Given the level of expertise indicated by the question that was asked, and the fact that the tub outlet is on the bottom of every valve I've seen, "convenien[ce]" of installation weighs heavily in favor of keeping the relationship one in which the tub spout is below the valve. I did acknowledge it could be routed 'round the barn up to a tub spout.
To say flatly "no relationship" is misleading to the average non-plumber, when they have to be connected.
Reminder: Smiley faces :D indicate that the writing is intended with a degree of humor.
You are rationalizing. But since the original posting implied that the plumber was saying that the valve had to be LOWERED to accomodate the spout, that made the answer that it was irrelevent germaine to the situation. The valve goes wherever it is convenient to use it, REGARDLESS of how high or low the spout is, even though it may be directly below the valve. Given that situation, the spout can also be relocated to any spot where it is suitable for the tub, even if the valve is positioned elsewhere for convenience.
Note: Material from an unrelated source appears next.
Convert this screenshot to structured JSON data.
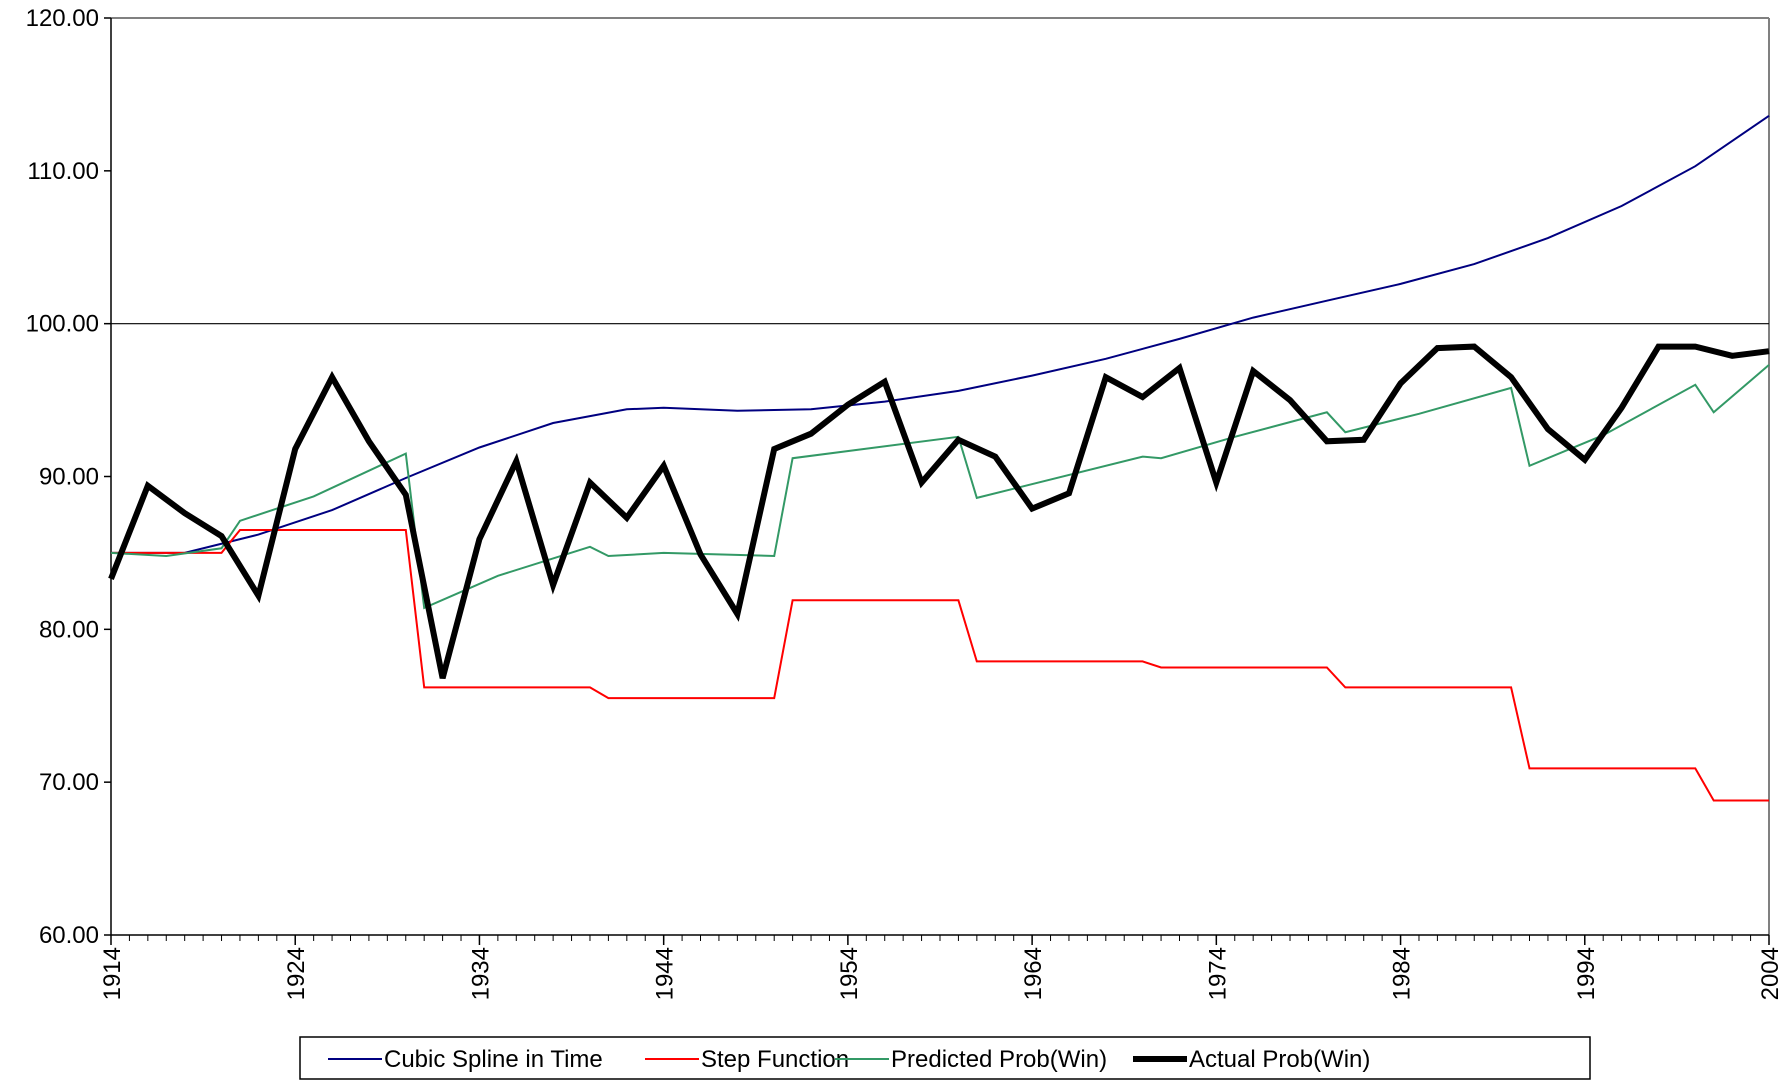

But the latter situation was neither suggested by the original question, nor advised by my answer.
First, please go back and read and take to heart my note about grinning smiley faces.
You are rationalizing.
I think you're using a word that you don't know the meaning of.
But since the original posting implied that the plumber was saying that the valve had to be LOWERED to accomodate the spout,
Where did she indicate the supply came from below? You made an assumption, and are demonstrating the well documented risks of doing so.
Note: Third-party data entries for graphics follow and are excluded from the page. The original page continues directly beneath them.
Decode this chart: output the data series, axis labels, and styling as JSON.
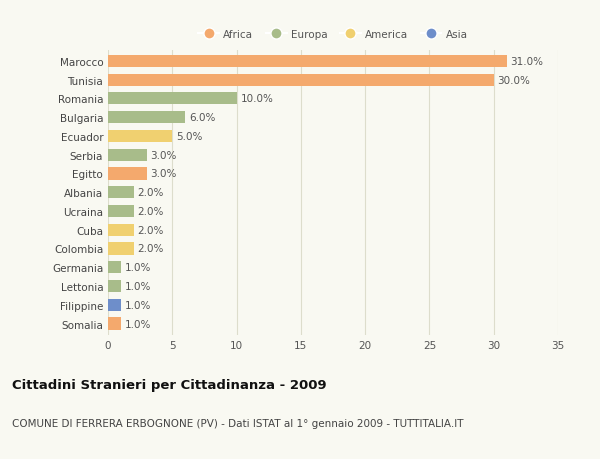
{
  "countries": [
    "Marocco",
    "Tunisia",
    "Romania",
    "Bulgaria",
    "Ecuador",
    "Serbia",
    "Egitto",
    "Albania",
    "Ucraina",
    "Cuba",
    "Colombia",
    "Germania",
    "Lettonia",
    "Filippine",
    "Somalia"
  ],
  "values": [
    31.0,
    30.0,
    10.0,
    6.0,
    5.0,
    3.0,
    3.0,
    2.0,
    2.0,
    2.0,
    2.0,
    1.0,
    1.0,
    1.0,
    1.0
  ],
  "continents": [
    "Africa",
    "Africa",
    "Europa",
    "Europa",
    "America",
    "Europa",
    "Africa",
    "Europa",
    "Europa",
    "America",
    "America",
    "Europa",
    "Europa",
    "Asia",
    "Africa"
  ],
  "continent_colors": {
    "Africa": "#F4A96D",
    "Europa": "#A8BC8A",
    "America": "#F0D070",
    "Asia": "#6E8ECA"
  },
  "legend_order": [
    "Africa",
    "Europa",
    "America",
    "Asia"
  ],
  "title": "Cittadini Stranieri per Cittadinanza - 2009",
  "subtitle": "COMUNE DI FERRERA ERBOGNONE (PV) - Dati ISTAT al 1° gennaio 2009 - TUTTITALIA.IT",
  "xlim": [
    0,
    35
  ],
  "xticks": [
    0,
    5,
    10,
    15,
    20,
    25,
    30,
    35
  ],
  "background_color": "#F9F9F2",
  "grid_color": "#DDDDCC",
  "bar_height": 0.65,
  "label_fontsize": 7.5,
  "title_fontsize": 9.5,
  "subtitle_fontsize": 7.5
}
The valve goes wherever it is convenient to use it, REGARDLESS of how high or low the spout is, even though it may be directly below the valve.
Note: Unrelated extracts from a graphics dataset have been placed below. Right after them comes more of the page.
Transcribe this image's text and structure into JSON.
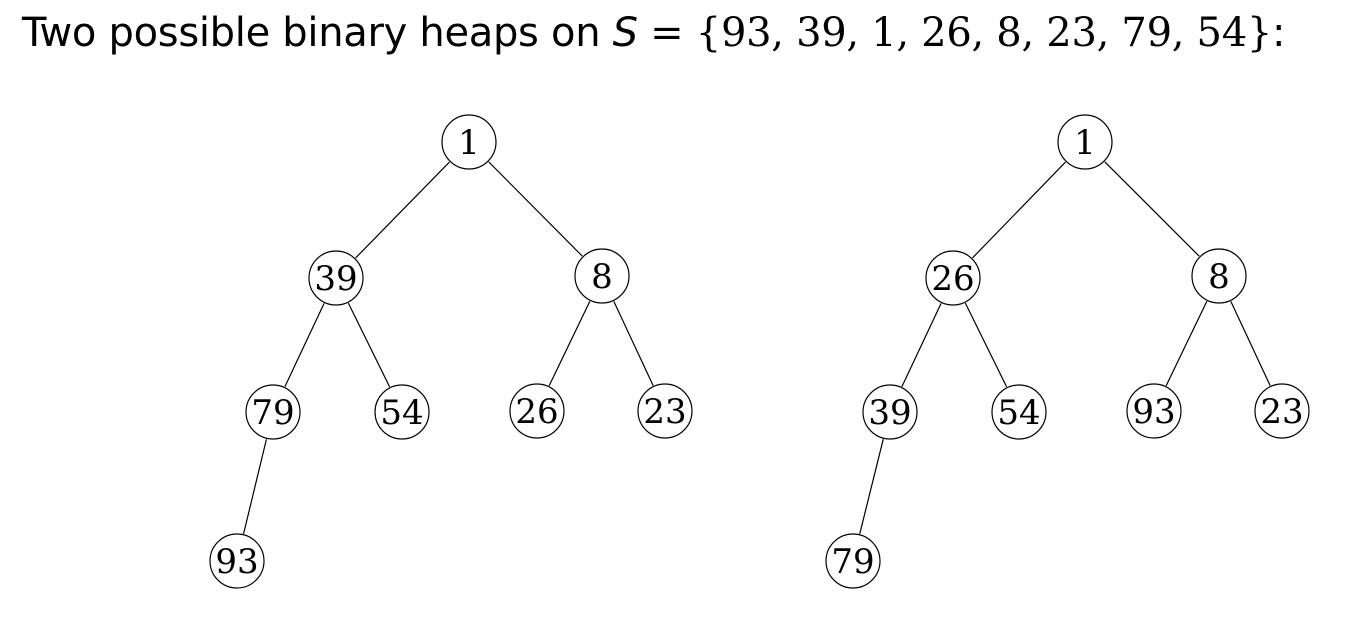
{
  "title": {
    "prefix": "Two possible binary heaps on ",
    "set_name": "S",
    "equals": " = ",
    "set_body": "{93, 39, 1, 26, 8, 23, 79, 54}",
    "suffix": ":"
  },
  "heaps": [
    {
      "id": "left-heap",
      "nodes": [
        {
          "id": "n1",
          "label": "1"
        },
        {
          "id": "n39",
          "label": "39"
        },
        {
          "id": "n8",
          "label": "8"
        },
        {
          "id": "n79",
          "label": "79"
        },
        {
          "id": "n54",
          "label": "54"
        },
        {
          "id": "n26",
          "label": "26"
        },
        {
          "id": "n23",
          "label": "23"
        },
        {
          "id": "n93",
          "label": "93"
        }
      ],
      "edges": [
        [
          "n1",
          "n39"
        ],
        [
          "n1",
          "n8"
        ],
        [
          "n39",
          "n79"
        ],
        [
          "n39",
          "n54"
        ],
        [
          "n8",
          "n26"
        ],
        [
          "n8",
          "n23"
        ],
        [
          "n79",
          "n93"
        ]
      ]
    },
    {
      "id": "right-heap",
      "nodes": [
        {
          "id": "m1",
          "label": "1"
        },
        {
          "id": "m26",
          "label": "26"
        },
        {
          "id": "m8",
          "label": "8"
        },
        {
          "id": "m39",
          "label": "39"
        },
        {
          "id": "m54",
          "label": "54"
        },
        {
          "id": "m93",
          "label": "93"
        },
        {
          "id": "m23",
          "label": "23"
        },
        {
          "id": "m79",
          "label": "79"
        }
      ],
      "edges": [
        [
          "m1",
          "m26"
        ],
        [
          "m1",
          "m8"
        ],
        [
          "m26",
          "m39"
        ],
        [
          "m26",
          "m54"
        ],
        [
          "m8",
          "m93"
        ],
        [
          "m8",
          "m23"
        ],
        [
          "m39",
          "m79"
        ]
      ]
    }
  ]
}
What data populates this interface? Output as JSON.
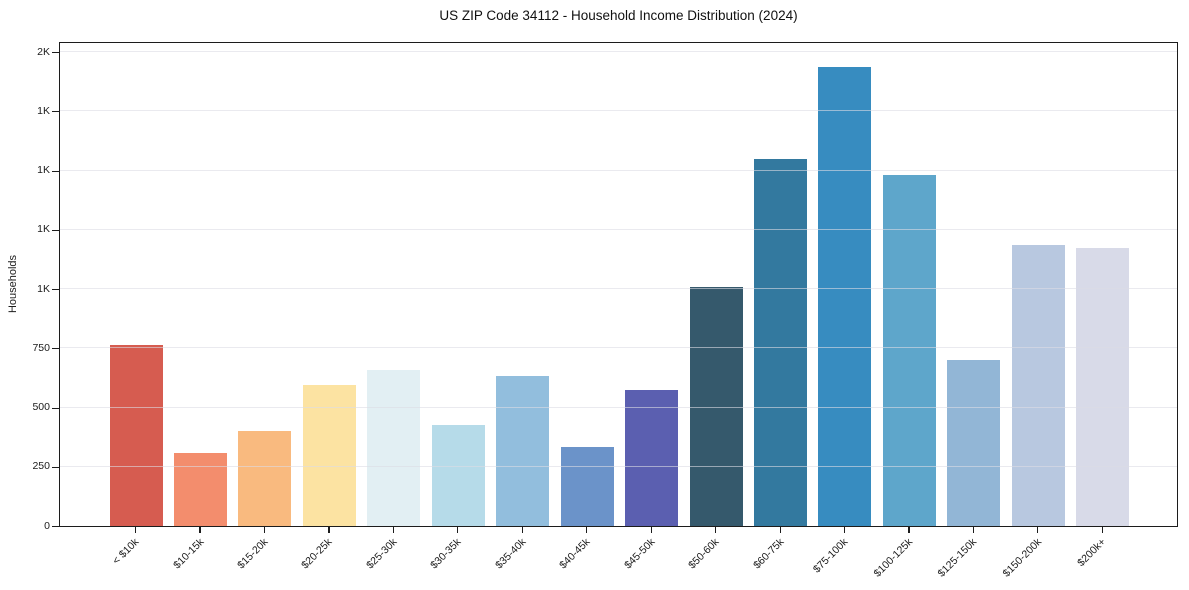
{
  "chart_data": {
    "type": "bar",
    "title": "US ZIP Code 34112 - Household Income Distribution (2024)",
    "xlabel": "",
    "ylabel": "Households",
    "categories": [
      "< $10k",
      "$10-15k",
      "$15-20k",
      "$20-25k",
      "$25-30k",
      "$30-35k",
      "$35-40k",
      "$40-45k",
      "$45-50k",
      "$50-60k",
      "$60-75k",
      "$75-100k",
      "$100-125k",
      "$125-150k",
      "$150-200k",
      "$200k+"
    ],
    "values": [
      765,
      310,
      400,
      595,
      660,
      425,
      635,
      335,
      575,
      1010,
      1550,
      1935,
      1480,
      700,
      1185,
      1175
    ],
    "bar_colors": [
      "#d65c50",
      "#f38d6d",
      "#f9ba7f",
      "#fce3a2",
      "#e2eff3",
      "#b6dbe9",
      "#92bedd",
      "#6b93c9",
      "#5b5fb0",
      "#35596c",
      "#33799f",
      "#378cc0",
      "#5ea6cb",
      "#92b6d6",
      "#b8c8e0",
      "#d8dae8"
    ],
    "ylim": [
      0,
      2045
    ],
    "yticks": [
      {
        "value": 0,
        "label": "0"
      },
      {
        "value": 250,
        "label": "250"
      },
      {
        "value": 500,
        "label": "500"
      },
      {
        "value": 750,
        "label": "750"
      },
      {
        "value": 1000,
        "label": "1K"
      },
      {
        "value": 1250,
        "label": "1K"
      },
      {
        "value": 1500,
        "label": "1K"
      },
      {
        "value": 1750,
        "label": "1K"
      },
      {
        "value": 2000,
        "label": "2K"
      }
    ],
    "x_tick_rotation": 45,
    "grid": true,
    "grid_axis": "y",
    "legend": "none",
    "colors": {
      "background": "#ffffff",
      "spine": "#1c1c1c",
      "gridline": "#e8e8ec",
      "text": "#1c1c1c"
    }
  }
}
Real world: Like most other construction details, placement of valves/spouts is a compromise between user convenience and installer convenience (and the buyer's willingness to pay for the installer's inconvenience), with some technical limits thrown in.
There's a risk to sweeping generalizations like "anywhere", "always" or "never".
There's also a risk (to health) of taking everything as seriously as a heart attack, ignoring clear signs of levity to do so!
If the problem is interference between the trim ring and spout because the original valve and spout are too close together, then moving the valve is going to necessitate more tile work than putting the valve in the original location and lowering the spout. Obviously we are working blind and just guessing WHY he said the lines had to be modified.
08-18-2009, 10:25 AM
My question is related to this. I have a three handle tub/shower fixture that I want to replace with a pressure balanced shower with a diverter. The three handles sit about 7 inches above the tub and above the tub faucet. If I have a pressure balanced shower control installed at a convenient point for when standing in the tub, what do I use to cover the three holes that will be left from the old system and do I risk tiles being cracked when drilling the new hole?
Also, if I have to remove the tub faucet to replace it with one with a diverter, is there likely to be significant damage to the tiles?
I understand that I can install a new three handle fixture (because there was already one there). This is a rental house so maybe that's my best option (and cheaper), but temperature control is really the issue.
Thanks for any advice you can give.
08-18-2009, 12:45 PM
This Old House did a show on exactly this, and you may be able to watch it on their site. You can get a remodel plate that will cover the bigger hole. Only gotcha is it is fairly big...you may need to verify you'll still have room to mount the tub spout.
Typically, you can remove the spout without damaging the tile. They come in two general types: screw-on, and slide-on. If there is a set screw on the bottom, loosen it and pull it off. If it is solid, then it is screwed on...stick a screw driver handle in the spout and unscrew. You'll need to cut any caulk first, or it will be hard or impossible to take off.